[Update 1] Louvain-Performance: Weights of Nonexistent Edges
Earlier, I wrote a post on how performance on weighted graphs uses a meaningful maximum M to account for the weights of nonexistent edges. At that time, my challenges were (1) figuring out how to calculate M, and (2) changing my code to account for M.
(1) After more review of the literature and Chertov 2012’s implementation of performance on weighted graphs, I conclude that M actually differs depending on the data set. That is, it is a semantically meaningful maximum for that dataset, chosen by the researchers. For example, in a data set where edge weights represent the probability of choosing that edge, the meaningful maximum would be 1. And indeed, all edge weights would fall between 0 and 1, and are upper-bounded by 1.

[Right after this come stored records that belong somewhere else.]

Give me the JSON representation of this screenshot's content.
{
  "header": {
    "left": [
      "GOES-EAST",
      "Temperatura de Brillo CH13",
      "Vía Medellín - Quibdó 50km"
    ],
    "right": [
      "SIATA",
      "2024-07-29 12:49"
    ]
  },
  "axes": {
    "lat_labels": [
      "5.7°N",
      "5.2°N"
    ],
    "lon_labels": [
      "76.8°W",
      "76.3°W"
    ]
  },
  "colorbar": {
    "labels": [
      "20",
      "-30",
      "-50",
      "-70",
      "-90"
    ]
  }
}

The probability example is a tidy one. Unfortunately, choosing M in graphs where the range is large and there are high outliers presents a larger problem, as this will skew performance (causing it to be lower). I was unable to find any examples of how others dealt with such data sets, partly because of the rarity of using performance as a metric. At this point, my suggestion is to consider removing the outlier edges or (manually or algorithmically) altering their weights in such data sets.
In summary, because the meaningful maximum is so dependent on the input data’s intricacies, we will not have the algorithm calculate M. Instead, we take M as a parameter on the command line.
(2) I have altered my code to take M as a parameter and to use this in the first pass of the algorithm. We now face another question: how do we update M in subsequent passes of the Louvain algorithm? Every pass of Louvain creates a new, condensed graph, with differing edge weights (due to new self-loops and edges that represent the sum of inter-community edges from the earlier graph).